Wednesday, May 25, 2005

Nuclear Winter: The Aftermath from an Environmental Perspective
I get an occasional email newsletter from the environmental advocacy group Bush Greenwatch, which focuses on legislation and the ill effects of BushCo appointees and policies toward the environment, and today's focuses on the potential benefits to environmental policy--via commentary by Doug Kendall, executive director of Community Rights Counsel (CRC)--of the recent accord over the filibuster/Nuclear Option over BushCo judicial appointees:

 
But environmentalists appear to have cemented a landmark victory in the so-called "Gang of 14" deal, reached by a bipartisan coalition of Senators: namely,the defeat of William Myers, a long-time grazing and mining lobbyist nominated for the Ninth Circuit Court of Appeals. If the Democratic filibuster on Myers holds, as it should, this will mark the first time in history a judicial nominee has been defeated primarily on environmental grounds.
[...]
Even more important, perhaps, is a new provision that was added at the last minute at the behest of Senators Robert Byrd and John Warner. It is worth quoting in full:
We believe that, under Article II, Section 2, of the United States Constitution, the word "Advice" speaks to consultation between the Senate and the President with regard to the use of the President's power to make nominations. We encourage the Executive branch of government to consult with members of the Senate, both Democratic and Republican, prior to submitting a judicial nomination to the Senate for consideration.
As this provision illustrates, President Bush could have avoided this war over his judicial nominations simply by taking more to heart his responsibility to make judicial appointments with "the advice and consent" of the U.S. Senate.

The fact that seven Republicans signed a deal with this paragraph included is a clear rebuke to President Bush for his unilateral and overtly-ideological judicial selections. This paragraph gives some meaning to the phrase "extraordinary circumstances": if the President picks a controversial Supreme Court nominee without any consultation with Democrats, they can plainly argue extraordinary circumstances exist.
 

Here's a bit more on Mr. Myers from a Bush Greenwatch article from early 2004, during his initial run to nomination to the 9th US Circuit Court of Appeals:

 
Until he resigned in October, William Myers was chief attorney for the Bush Interior Department, where he helped shape the weakening of Administration policies on the Endangered Species Act. He also contributed to the curbing of federal protections to prevent destructive mining and overgrazing of public lands.
[...]
An ethics investigation by the Interior Department's inspector general is pending over Myers' approval of questionable settlement with a rancher cited for overgrazing public lands. A second complaint was closed earlier this month when the inspector general ruled that despite meeting 37 times while at Interior with representatives of the grazing and mining industry, including former clients, Myers -- a former lobbyist for mining and grazing interests -- did not violate an ethics agreement.

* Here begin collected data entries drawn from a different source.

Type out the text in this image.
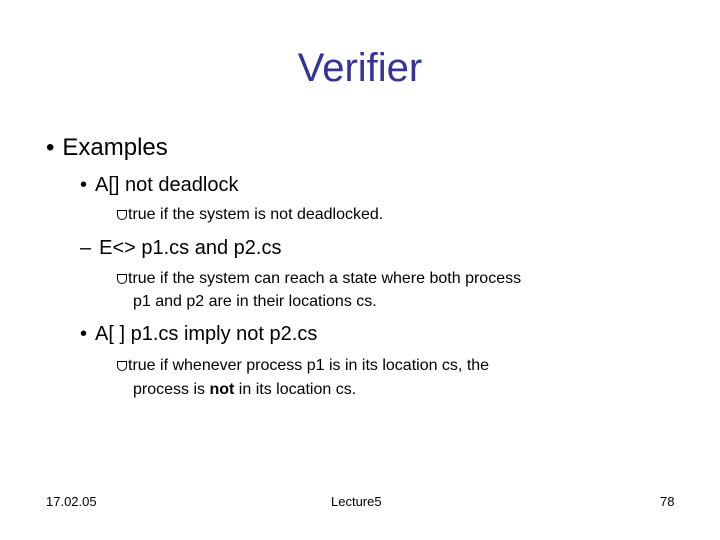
Verifier
• Examples
• A[] not deadlock
true if the system is not deadlocked.
– E<> p1.cs and p2.cs
true if the system can reach a state where both process
p1 and p2 are in their locations cs.
• A[ ] p1.cs imply not p2.cs
true if whenever process p1 is in its location cs, the
process is not in its location cs.
17.02.05	Lecture5	78
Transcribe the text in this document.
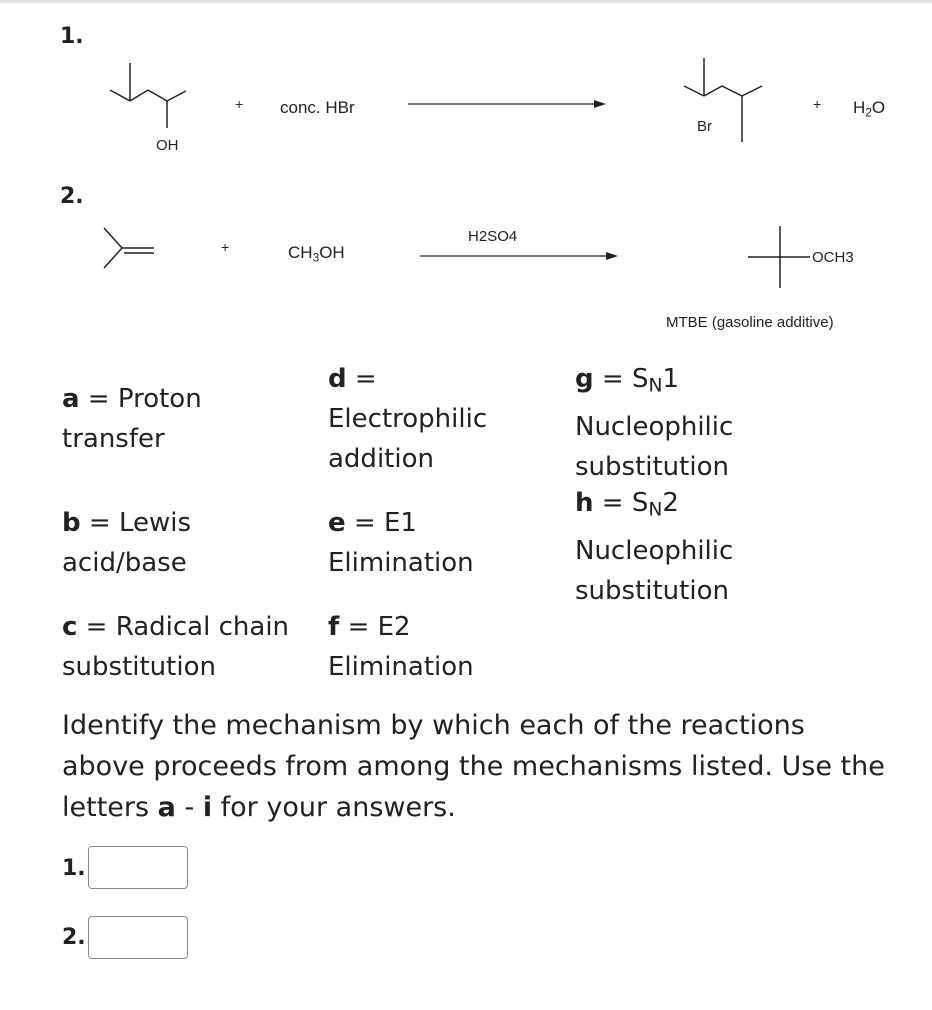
1.
OH
+ conc. HBr
Br
+ $H_2O$
2.
+	$CH_3OH$
H2SO4
OCH3
MTBE (gasoline additive)
a = Proton
transfer
b = Lewis
acid/base
c = Radical chain
substitution
d =
Electrophilic
addition
e = E1
Elimination
f = E2
Elimination
$g = S_N1$
Nucleophilic
substitution
$h = S_N2$
Nucleophilic
substitution
Identify the mechanism by which each of the reactions above proceeds from among the mechanisms listed. Use the letters a - i for your answers.
1.
2.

Before joining Interior, the Boise, Idaho, attorney served as a lobbyist for the National Mining Association, among others. From 1993-1997, Myers was executive director of the Public Lands Council, a trade association promoting the interests of ranchers who graze sheep and cattle on public lands, and director of federal lands for the National Cattlemen's Beef Association.

Not a single member of the American Bar Association's committee that rates federal judicial nominees found Myers "well qualified." More than a third rated him "unqualified."

In one legal opinion Myers wrote at Interior, he overturned the opinion of his predecessor so that Interior Secretary Gale Norton could approve a 1,650-acre, cyanide heap-leach gold mine in California. The Clinton Administration had concluded it would irreparably damage a portion of the Quechan Indian Tribe's "Trail of Dreams," a crucial spiritual site for the tribe.

To reverse his predecessor's opinion, Myers had to make a tortured legal interpretation that the word "or" in a statute in fact meant its exact opposite: "and." A federal judge found that in doing so Myers violated three separate rules of statutory interpretation and "misconstrued the clear mandate" of the law in question.